You should notice that it looks very similar, but it’s not marked using async and returns a message type called BreakfastItem<T> which is used to communicate with a cook process shown later. The calls to Thread.Sleep are simply because I was too lazy to implement a process-based sleep method and can be ignored for our purposes.

class BreakfastItem<T> : Message
{
    public T Item { get; }
    public BreakfastItem(T item) => Item = item;
}

This generic message type is used to communicate with the cook to provide that process with every completed breakfast item. In a production-quality system, Message would most likely be an interface so that you could directly pass your domain types around, but for this I want to highlight that the message types you make can be their own distinct objects.

The spawning process is simple, taking a process ID for the cook and sending it the return value of the second argument.

rt.Spawn(cook, () => BaconFryer(3));

Finally, the cook process defines overloaded Receive methods for every message type it expects, updates the encapsulated work state, and continues to receive messages from its mailbox until the breakfast actions are complete.

class Cook : Runnable
{
    private bool doneBacon = false, ...;

    public override void Invoke(MessagingRuntime rt, Mailbox mbox)
    {
        ...
        
        while (... || !doneBacon || ...)
        {
            mbox.Receive();
        }

        ...
    }

    public void Receive(BreakfastItem<Bacon> bacon)
    {
        Console.WriteLine("bacon is ready");
        doneBacon = true;
    }

    ...
}

One thing to highlight here is that the calls to mbox.Receive() don’t just spin and eat CPU time — underneath the hood the Mailbox class uses a condition variable to wait for a message delivery and wakes up only once there is a message to process.

This style of communication oriented design focuses on smaller building blocks which work together in distributed fashion to create a system. Messages can be your domain types, but do not have to be; they can be explicitly designed to represent the communication concepts which occur in a system.
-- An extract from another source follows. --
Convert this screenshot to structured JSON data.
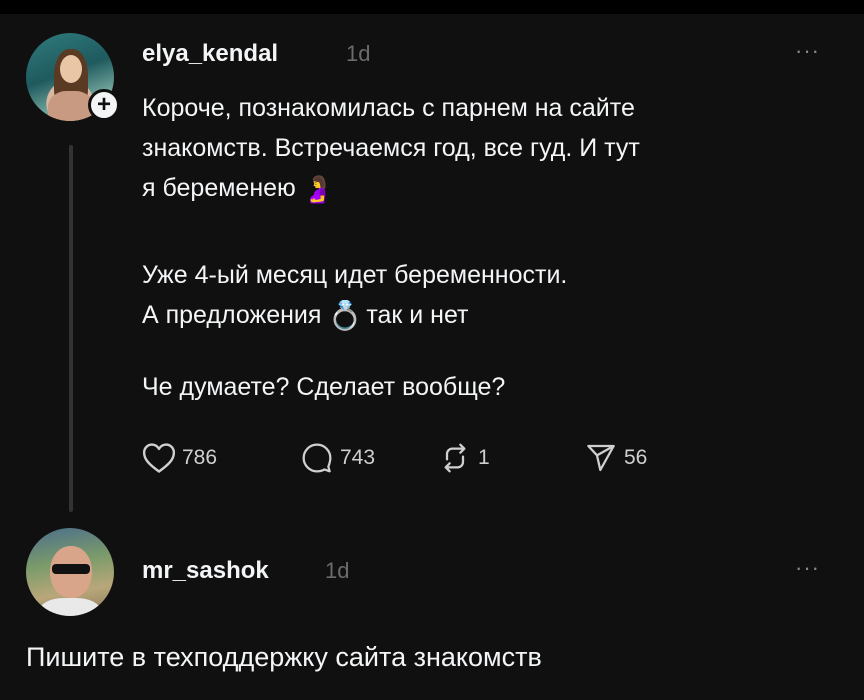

This first-class approach to messages gives them all the benefits of your normal domain types, and in particular, they can have access control applied which allows for assemblies to define privileged messages for internal interactions.

Fundamentally message-passing is a higher-level abstraction where your code is focused on handling different inputs instead of being embedded inside a concurrency mechanism. Each of the processes is isolated from other processes and also has decoupled logic which only deals with expected messages. The code is all written synchronously and there is no need to worry about concurrent state modification. None of the code has to worry about calling a method causing its execution properties to change — whether spawned or called manually a method acts the same way.

Promises make all this easier to implement within a message-passing library, so they by no means useless. The spawn, send, and receive primitives are simply a cleaner, better API to build concurrent code. The message-passing library I hacked together isn’t the prettiest in its current form, but it does provide some good design improvements. Hopefully it sparked enough curiosity that you look into a production-quality message-passing library for your own technical stack.